ABSTRACT: Why do people exhibit different levels of trust between strangers and those who are socially close to them? This study tests the hypothesis that societies with a historical prevalence of infectious diseases develop strategies to minimize contact with potentially unhealthy or contaminated out-groups, while emphasizing strong local networks of in-groups to manage infections effectively, ultimately leading to a lower radius of trust, defined as the difference between out-group and in-group trust. Our empirical analysis verifies this hypothesis using (i) cross-country; (ii) cross-country individual-level; (iii) ethnic group-level; and (iv) individual-level data for a sample of second-generation migrants. In particular, our findings support a robust negative association between historical pathogen prevalence and the contemporary radius of trust, specifically when we differentiate attitudes between socially distant groups (e.g., people met for the first time) and family members. Furthermore, this pattern remains consistent when we proxy trust attitudes using historical data on disapproval of violence at the ethnic group level from the Standard Cross-Cultural Sample. We find that an increase in social distance when differentiating attitudes between local community members and distant groups from other societies leads to a decline of disapproval of violence with increasing pathogen prevalence. Overall, historical pathogen prevalence sheds light on a fundamental cultural trait that persists over time.

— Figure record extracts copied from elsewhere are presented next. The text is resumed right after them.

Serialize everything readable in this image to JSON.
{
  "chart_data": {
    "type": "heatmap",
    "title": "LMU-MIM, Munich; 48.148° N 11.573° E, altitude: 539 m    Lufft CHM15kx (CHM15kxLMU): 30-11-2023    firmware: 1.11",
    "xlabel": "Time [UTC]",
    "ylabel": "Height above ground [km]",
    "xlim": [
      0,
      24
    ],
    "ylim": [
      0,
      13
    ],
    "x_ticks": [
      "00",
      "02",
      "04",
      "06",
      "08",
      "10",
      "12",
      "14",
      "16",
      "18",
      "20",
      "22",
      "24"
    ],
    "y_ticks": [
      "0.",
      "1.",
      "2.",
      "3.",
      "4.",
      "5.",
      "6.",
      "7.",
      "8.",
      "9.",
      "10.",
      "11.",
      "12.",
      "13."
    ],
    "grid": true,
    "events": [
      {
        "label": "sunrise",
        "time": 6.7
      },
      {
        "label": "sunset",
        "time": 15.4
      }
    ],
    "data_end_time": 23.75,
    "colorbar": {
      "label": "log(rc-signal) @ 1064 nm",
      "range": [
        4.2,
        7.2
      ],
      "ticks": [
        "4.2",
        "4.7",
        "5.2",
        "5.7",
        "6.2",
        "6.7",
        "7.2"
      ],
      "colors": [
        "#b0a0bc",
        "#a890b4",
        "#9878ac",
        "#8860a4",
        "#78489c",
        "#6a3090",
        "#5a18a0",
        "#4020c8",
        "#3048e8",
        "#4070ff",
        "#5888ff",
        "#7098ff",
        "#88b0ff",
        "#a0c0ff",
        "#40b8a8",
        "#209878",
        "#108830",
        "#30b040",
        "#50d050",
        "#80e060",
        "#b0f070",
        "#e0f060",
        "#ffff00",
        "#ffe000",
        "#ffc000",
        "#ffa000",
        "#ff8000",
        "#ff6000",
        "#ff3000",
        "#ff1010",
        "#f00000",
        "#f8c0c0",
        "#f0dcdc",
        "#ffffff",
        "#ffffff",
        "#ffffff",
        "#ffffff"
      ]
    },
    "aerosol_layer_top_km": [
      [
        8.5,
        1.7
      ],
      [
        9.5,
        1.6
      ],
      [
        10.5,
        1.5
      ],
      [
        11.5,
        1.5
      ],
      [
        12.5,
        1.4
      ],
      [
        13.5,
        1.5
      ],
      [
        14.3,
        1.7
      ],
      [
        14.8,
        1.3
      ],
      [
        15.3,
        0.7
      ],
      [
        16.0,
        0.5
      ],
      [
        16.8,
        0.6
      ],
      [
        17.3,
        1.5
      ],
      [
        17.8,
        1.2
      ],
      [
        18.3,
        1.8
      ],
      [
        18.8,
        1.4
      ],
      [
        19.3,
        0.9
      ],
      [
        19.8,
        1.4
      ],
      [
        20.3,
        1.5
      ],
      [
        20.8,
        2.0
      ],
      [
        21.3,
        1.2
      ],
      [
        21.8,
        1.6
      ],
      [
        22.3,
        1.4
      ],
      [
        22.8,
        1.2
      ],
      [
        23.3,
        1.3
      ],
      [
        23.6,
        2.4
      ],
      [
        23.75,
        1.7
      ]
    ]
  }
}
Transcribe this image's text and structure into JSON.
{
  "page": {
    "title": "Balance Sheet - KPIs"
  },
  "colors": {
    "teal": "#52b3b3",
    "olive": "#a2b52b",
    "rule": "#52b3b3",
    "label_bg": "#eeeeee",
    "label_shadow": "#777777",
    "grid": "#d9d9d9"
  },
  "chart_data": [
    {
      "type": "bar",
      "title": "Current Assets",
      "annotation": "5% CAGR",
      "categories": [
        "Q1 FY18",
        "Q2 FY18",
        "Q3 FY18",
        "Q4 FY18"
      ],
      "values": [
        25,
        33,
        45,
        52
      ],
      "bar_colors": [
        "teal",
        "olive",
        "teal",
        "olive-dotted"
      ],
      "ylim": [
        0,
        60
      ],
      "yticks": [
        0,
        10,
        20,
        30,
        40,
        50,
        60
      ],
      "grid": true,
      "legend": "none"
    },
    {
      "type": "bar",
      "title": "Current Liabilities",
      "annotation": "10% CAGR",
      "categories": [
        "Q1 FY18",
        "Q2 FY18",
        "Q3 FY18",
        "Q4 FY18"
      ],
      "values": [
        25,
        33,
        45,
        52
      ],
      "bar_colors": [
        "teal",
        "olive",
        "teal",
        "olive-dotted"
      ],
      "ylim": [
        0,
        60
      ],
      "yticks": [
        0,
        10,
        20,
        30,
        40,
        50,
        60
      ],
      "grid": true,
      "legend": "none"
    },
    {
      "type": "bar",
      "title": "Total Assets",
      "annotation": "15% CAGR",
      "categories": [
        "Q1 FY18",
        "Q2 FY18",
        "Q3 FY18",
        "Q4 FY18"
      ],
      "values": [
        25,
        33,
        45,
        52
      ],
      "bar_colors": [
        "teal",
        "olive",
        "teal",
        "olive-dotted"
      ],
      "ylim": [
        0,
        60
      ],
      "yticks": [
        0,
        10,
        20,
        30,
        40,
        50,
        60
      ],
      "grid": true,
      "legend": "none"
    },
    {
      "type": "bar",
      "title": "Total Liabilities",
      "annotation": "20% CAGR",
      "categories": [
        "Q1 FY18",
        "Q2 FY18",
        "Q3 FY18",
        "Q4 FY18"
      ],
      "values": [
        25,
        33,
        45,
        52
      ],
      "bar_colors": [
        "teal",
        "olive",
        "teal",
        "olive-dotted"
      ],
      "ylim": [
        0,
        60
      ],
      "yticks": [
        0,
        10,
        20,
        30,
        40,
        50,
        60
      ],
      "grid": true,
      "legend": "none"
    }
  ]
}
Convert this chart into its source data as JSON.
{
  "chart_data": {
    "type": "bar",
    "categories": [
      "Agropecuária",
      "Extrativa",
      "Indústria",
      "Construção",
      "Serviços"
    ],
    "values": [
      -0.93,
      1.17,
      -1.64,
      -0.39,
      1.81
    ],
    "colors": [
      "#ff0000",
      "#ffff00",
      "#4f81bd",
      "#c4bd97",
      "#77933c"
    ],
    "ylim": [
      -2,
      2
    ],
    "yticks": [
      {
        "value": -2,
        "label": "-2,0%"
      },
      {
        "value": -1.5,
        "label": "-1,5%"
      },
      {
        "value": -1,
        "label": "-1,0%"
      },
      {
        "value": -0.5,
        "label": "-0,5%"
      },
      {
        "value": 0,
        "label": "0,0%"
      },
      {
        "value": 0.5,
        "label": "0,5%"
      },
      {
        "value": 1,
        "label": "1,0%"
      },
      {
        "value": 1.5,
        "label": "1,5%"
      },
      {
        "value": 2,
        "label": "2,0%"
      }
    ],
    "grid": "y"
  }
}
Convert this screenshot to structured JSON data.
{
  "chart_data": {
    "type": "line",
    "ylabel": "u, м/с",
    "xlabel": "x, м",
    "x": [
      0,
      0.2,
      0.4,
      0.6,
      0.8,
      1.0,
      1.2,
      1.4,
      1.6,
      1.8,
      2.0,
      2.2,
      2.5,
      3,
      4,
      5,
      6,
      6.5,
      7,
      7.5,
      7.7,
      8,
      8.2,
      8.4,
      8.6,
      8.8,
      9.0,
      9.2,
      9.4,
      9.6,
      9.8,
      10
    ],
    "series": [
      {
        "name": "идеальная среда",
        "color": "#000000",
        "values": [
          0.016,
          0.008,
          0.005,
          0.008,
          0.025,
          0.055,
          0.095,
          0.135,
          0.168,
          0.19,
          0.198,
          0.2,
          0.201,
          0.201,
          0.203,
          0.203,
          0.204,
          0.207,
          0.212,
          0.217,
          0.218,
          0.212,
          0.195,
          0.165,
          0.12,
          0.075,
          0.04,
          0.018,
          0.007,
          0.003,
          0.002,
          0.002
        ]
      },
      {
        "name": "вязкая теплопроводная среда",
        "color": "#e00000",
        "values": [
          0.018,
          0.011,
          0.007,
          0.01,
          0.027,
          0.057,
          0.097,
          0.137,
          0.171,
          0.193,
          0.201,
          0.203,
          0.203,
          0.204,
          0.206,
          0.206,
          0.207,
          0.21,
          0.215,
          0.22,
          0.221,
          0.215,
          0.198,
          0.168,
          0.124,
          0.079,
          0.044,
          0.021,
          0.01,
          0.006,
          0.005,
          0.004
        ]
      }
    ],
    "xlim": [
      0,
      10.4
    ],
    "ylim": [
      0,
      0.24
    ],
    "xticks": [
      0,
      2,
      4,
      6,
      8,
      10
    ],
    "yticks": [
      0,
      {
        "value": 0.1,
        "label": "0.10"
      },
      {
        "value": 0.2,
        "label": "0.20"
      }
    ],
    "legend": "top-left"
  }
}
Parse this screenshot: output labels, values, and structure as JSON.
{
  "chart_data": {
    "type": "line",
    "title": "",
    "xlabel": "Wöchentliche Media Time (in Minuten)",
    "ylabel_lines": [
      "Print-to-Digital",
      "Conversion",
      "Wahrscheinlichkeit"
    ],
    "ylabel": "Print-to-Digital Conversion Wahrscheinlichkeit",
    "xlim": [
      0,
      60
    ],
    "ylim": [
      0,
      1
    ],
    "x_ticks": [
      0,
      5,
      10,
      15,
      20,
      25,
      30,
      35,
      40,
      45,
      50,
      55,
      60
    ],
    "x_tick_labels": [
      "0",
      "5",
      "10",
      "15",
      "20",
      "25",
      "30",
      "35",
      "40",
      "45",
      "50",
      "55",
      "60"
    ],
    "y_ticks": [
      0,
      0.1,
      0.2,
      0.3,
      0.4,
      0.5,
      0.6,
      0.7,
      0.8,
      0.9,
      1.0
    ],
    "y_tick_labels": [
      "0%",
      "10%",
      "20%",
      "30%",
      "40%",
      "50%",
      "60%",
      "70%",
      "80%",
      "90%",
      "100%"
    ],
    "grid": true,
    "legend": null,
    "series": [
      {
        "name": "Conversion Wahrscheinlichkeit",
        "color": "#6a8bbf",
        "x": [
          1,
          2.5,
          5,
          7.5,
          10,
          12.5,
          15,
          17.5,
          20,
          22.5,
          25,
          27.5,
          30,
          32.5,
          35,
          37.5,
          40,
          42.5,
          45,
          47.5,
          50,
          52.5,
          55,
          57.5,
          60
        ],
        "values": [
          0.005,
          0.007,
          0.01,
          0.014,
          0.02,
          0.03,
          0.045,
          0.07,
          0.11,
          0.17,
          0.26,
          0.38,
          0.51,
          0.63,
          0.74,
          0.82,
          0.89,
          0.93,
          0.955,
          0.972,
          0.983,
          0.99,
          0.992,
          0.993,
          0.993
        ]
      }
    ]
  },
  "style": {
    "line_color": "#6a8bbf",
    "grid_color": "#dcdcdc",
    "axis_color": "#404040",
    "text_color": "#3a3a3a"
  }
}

BIO: Vassilis earned his BSc in International and European Economic Studies from Athens University of Economics and Business (AUEB) in 2005, followed by an MSc in International Economics and Finance in 2007 and a PhD in Economics in 2011, all from AUEB. In 2012, he joined the University of Sheffield’s Department of Economics as an Assistant Professor and later, in 2022, he returned to AUEB in the same capacity. His primary research interests encompass Economic History, Political Economy, and Public Finance. His work has been published in scientific journals such as European Economic Review, Exploration in Economic History and Public Choice.